Saturday, June 18, 2011

Shopping for doctors


Seeking second, third, or fourth opinions when it comes to diseases, especially cancer, is not uncommon.

THE next time you hear a group of doctors utter the word “shopping” disdainfully, you can bet it is not Harrods, Saks Fifth Avenue, or the Galeries Lafayette they are talking about.

To these shopping havens, doctors and their partners give of their time and money approvingly and willingly.

The shopping doctors describe, with a sneer, refers to patients asking around for opinions on their disease and how to treat it.

A patient who needs to undergo surgery to remove a brain tumour trudges around, a bag of x-rays and scans tightly tucked under her arm, from neurosurgeon to neurosurgeon. Sometimes it is two surgeons she sees. Often, it is more.

Patients have been known to see as many as six surgeons before deciding on the One.

The patient with breast cancer shops twice. She must shop around for the breast surgeon for the surgical part of the treatment, which involves removing part or whole of her breast.

Following the operation, she shops again for the oncologist, who will administer the follow-up treatment, which is usually chemotherapy, radiotherapy, and endocrine therapy.

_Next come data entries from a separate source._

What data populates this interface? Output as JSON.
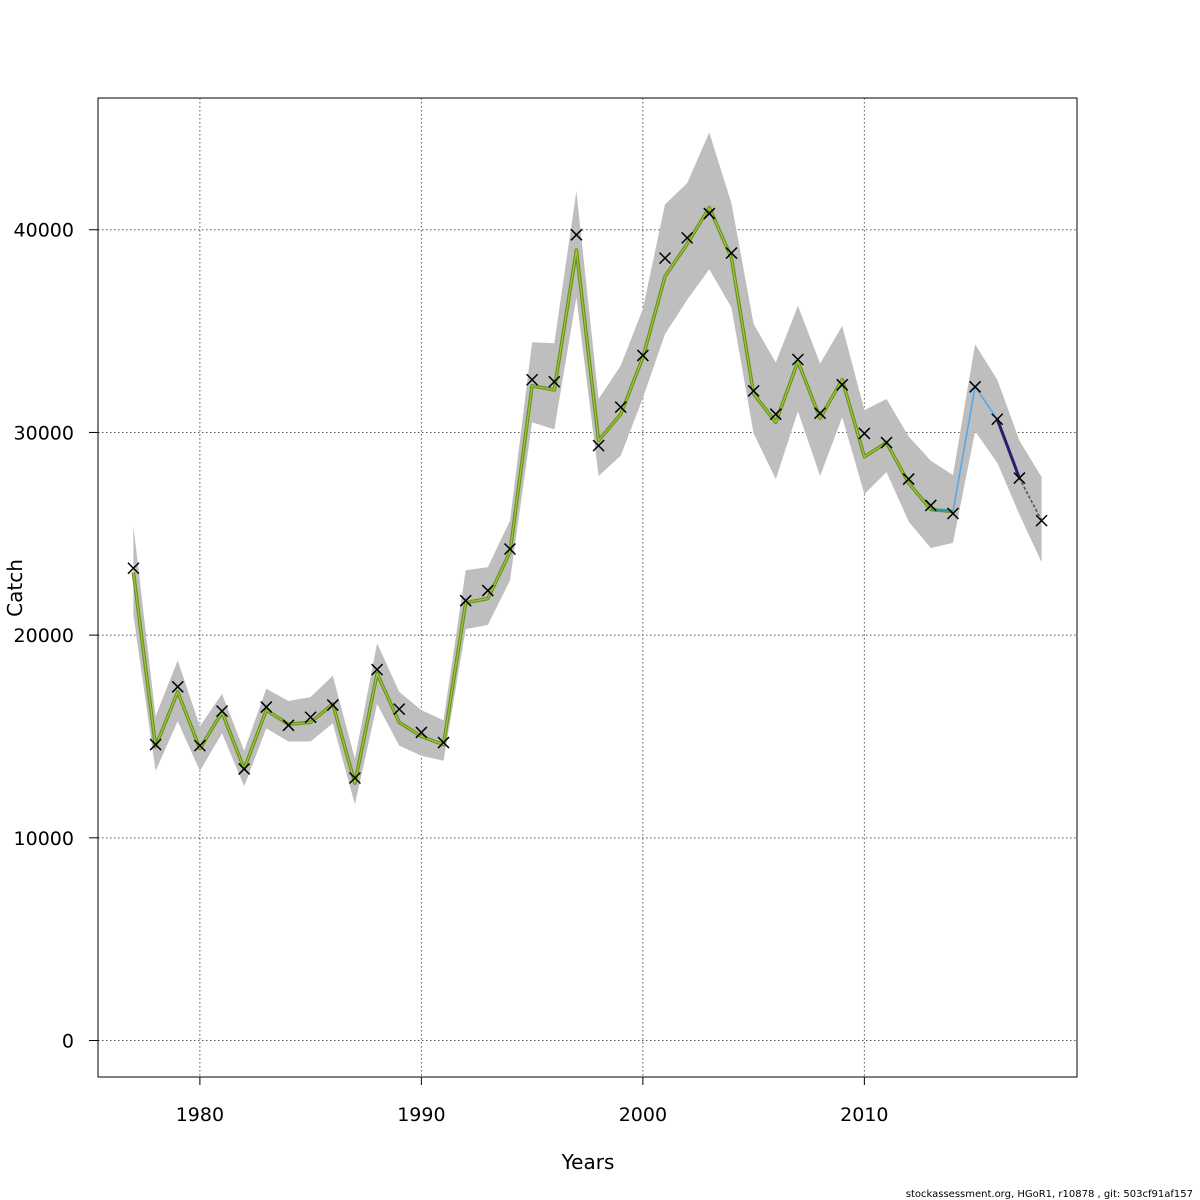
{
  "chart_data": {
    "type": "line",
    "xlabel": "Years",
    "ylabel": "Catch",
    "xlim": [
      1975.4,
      2019.6
    ],
    "ylim": [
      -1800,
      46500
    ],
    "x_ticks": [
      1980,
      1990,
      2000,
      2010
    ],
    "y_ticks": [
      0,
      10000,
      20000,
      30000,
      40000
    ],
    "grid": true,
    "colors": {
      "band": "#bebebe",
      "model_line": "#6b8e23",
      "model_line_inner": "#9acd32",
      "observations": "#000000",
      "segment_a": "#1fa0b4",
      "segment_b": "#56a8e8",
      "segment_c": "#2e1a6e",
      "segment_d": "#555555"
    },
    "observed": {
      "x": [
        1977,
        1978,
        1979,
        1980,
        1981,
        1982,
        1983,
        1984,
        1985,
        1986,
        1987,
        1988,
        1989,
        1990,
        1991,
        1992,
        1993,
        1994,
        1995,
        1996,
        1997,
        1998,
        1999,
        2000,
        2001,
        2002,
        2003,
        2004,
        2005,
        2006,
        2007,
        2008,
        2009,
        2010,
        2011,
        2012,
        2013,
        2014,
        2015,
        2016,
        2017,
        2018
      ],
      "y": [
        23300,
        14600,
        17450,
        14550,
        16250,
        13400,
        16450,
        15550,
        15950,
        16550,
        12950,
        18300,
        16350,
        15200,
        14700,
        21700,
        22200,
        24250,
        32600,
        32500,
        39750,
        29350,
        31250,
        33800,
        38600,
        39600,
        40800,
        38850,
        32050,
        30900,
        33600,
        30950,
        32350,
        29950,
        29500,
        27700,
        26400,
        26000,
        32250,
        30650,
        27750,
        25650
      ]
    },
    "fitted": {
      "x": [
        1977,
        1978,
        1979,
        1980,
        1981,
        1982,
        1983,
        1984,
        1985,
        1986,
        1987,
        1988,
        1989,
        1990,
        1991,
        1992,
        1993,
        1994,
        1995,
        1996,
        1997,
        1998,
        1999,
        2000,
        2001,
        2002,
        2003,
        2004,
        2005,
        2006,
        2007,
        2008,
        2009,
        2010,
        2011,
        2012,
        2013,
        2014
      ],
      "y": [
        23100,
        14500,
        17200,
        14400,
        16200,
        13400,
        16300,
        15600,
        15700,
        16600,
        12700,
        18100,
        15700,
        15000,
        14600,
        21600,
        21800,
        24100,
        32300,
        32100,
        39000,
        29600,
        30900,
        33700,
        37700,
        39300,
        41100,
        38600,
        31900,
        30500,
        33500,
        30700,
        32600,
        28800,
        29500,
        27500,
        26200,
        26100
      ]
    },
    "band": {
      "x": [
        1977,
        1978,
        1979,
        1980,
        1981,
        1982,
        1983,
        1984,
        1985,
        1986,
        1987,
        1988,
        1989,
        1990,
        1991,
        1992,
        1993,
        1994,
        1995,
        1996,
        1997,
        1998,
        1999,
        2000,
        2001,
        2002,
        2003,
        2004,
        2005,
        2006,
        2007,
        2008,
        2009,
        2010,
        2011,
        2012,
        2013,
        2014,
        2015,
        2016,
        2017,
        2018
      ],
      "upper": [
        25400,
        16000,
        18750,
        15500,
        17100,
        14300,
        17350,
        16750,
        16950,
        18000,
        13900,
        19600,
        17200,
        16300,
        15800,
        23200,
        23350,
        25650,
        34450,
        34400,
        41900,
        31650,
        33300,
        36100,
        41250,
        42300,
        44800,
        41300,
        35350,
        33450,
        36250,
        33400,
        35250,
        31100,
        31650,
        29800,
        28600,
        27900,
        34350,
        32600,
        29600,
        27800
      ],
      "lower": [
        21000,
        13300,
        15750,
        13300,
        15150,
        12550,
        15400,
        14750,
        14750,
        15650,
        11650,
        16600,
        14550,
        14050,
        13800,
        20300,
        20500,
        22700,
        30500,
        30150,
        36650,
        27850,
        28850,
        31700,
        34850,
        36550,
        38050,
        36150,
        29950,
        27700,
        31050,
        27850,
        30750,
        26950,
        28050,
        25600,
        24300,
        24550,
        30050,
        28500,
        25950,
        23600
      ]
    },
    "tail_segments": [
      {
        "x": [
          2013,
          2014
        ],
        "y": [
          26200,
          26100
        ],
        "color_key": "segment_a"
      },
      {
        "x": [
          2014,
          2015,
          2016
        ],
        "y": [
          26100,
          32250,
          30650
        ],
        "color_key": "segment_b"
      },
      {
        "x": [
          2016,
          2017
        ],
        "y": [
          30650,
          27750
        ],
        "color_key": "segment_c"
      },
      {
        "x": [
          2017,
          2018
        ],
        "y": [
          27750,
          25650
        ],
        "color_key": "segment_d"
      }
    ]
  },
  "footer": {
    "text": "stockassessment.org, HGoR1, r10878 , git: 503cf91af157"
  }
}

What accounts for shopping?

The first reason is cost. Prices for a surgical procedure or a course of radiotherapy or chemotherapy are compared. To some patients, the lower the price tag, the better.

The second reason is bedside manner. The doctor who chews pumpkin seeds whilst consulting or who constantly checks the TV monitor for the latest share prices may lose the potential customer. Conversely, the charmer who speaks confidently, looks the patient in the eye, and has a firm handshake, is all set.

The third reason why patients compare and contrast doctors is that they want to hear what they want to hear. A patient having undergone surgery for colon cancer, sees four oncologists. Three of them recommend a six-month course of chemotherapy. The fourth one says no, and the patient happily goes along with this naysayer.

The fourth reason for shopping is that some patients need to slake their intellectual thirst. They want the doctor to make sense and to clearly articulate the treatment algorithm. The most eloquent doctor is chosen.

It is often a combination of reasons, but I think the upshot of it all is trust.

As I have always said, the relationship between a doctor and a patient is a special one. You must trust someone who will provide comfort, hope, and healing in times of adversity and illness, someone whose decisions may make the difference between life and death.

Many of us doctors see the same patient not once, not twice, but 50 to 100 times in all. The heart patient trusts his cardiologist and sees the same cardiologist for two, three, four decades. The endocrinologist who looks after diabetics similarly examines the same patient five to 10 times a year.

Rheumatoid arthritis is a crippling and chronic disease, but it usually does not kill. Again, if you trust your rheumatologist, why change?

And yet patients do change doctors whom they may have been seeing for a long time.

For oncologists, change is not uncommon. A patient, whose cancer is getting larger and spreading to more organs, abandons his oncologist and seeks another. He thinks the second (or third or fourth) oncologist may have a new trick up her sleeve. He may think the treatment given by the first oncologist may not have been optimal.

Any long term relationship can sour for any number of reasons. Friends and relatives try to do good by recommending other oncologists, and often, a cancer patient tries his best to please all around him.

They acquiesce to the suggestion to change doctors. The patient can have a religious epiphany and seek an oncologist of the new same faith.

Strangely though, I have not heard of a cancer patient who abandons all religion and seeks an oncologist who is an atheist.

Change the pilots midway through a long haul flight by all means, but provide the second set of pilots with the history of the flight. Where did the flight take off from? What were the weather conditions? How much fuel did the aircraft start with? Were there any anomalous readings on the dials during the first part of the flight?

Patients who change doctors midway through a long term treatment regime or surveillance programme should request of the doctor a long and detailed medical report. Everything should be in the report. From the diagnosis to any revised diagnosis. All the results of blood assays and imaging scans. The surgical procedures done and the drugs (and dosages) given must be clearly spelt out.

The question of offending the doctor should not ever arise. In the same heartbeat, the doctor should not hesitate in giving that detailed report. It is for the good of all the doctors concerned, and more importantly, for the well being of the patient.

Shopping can be therapeutic. Flying can be smooth. Seeing doctors should be both.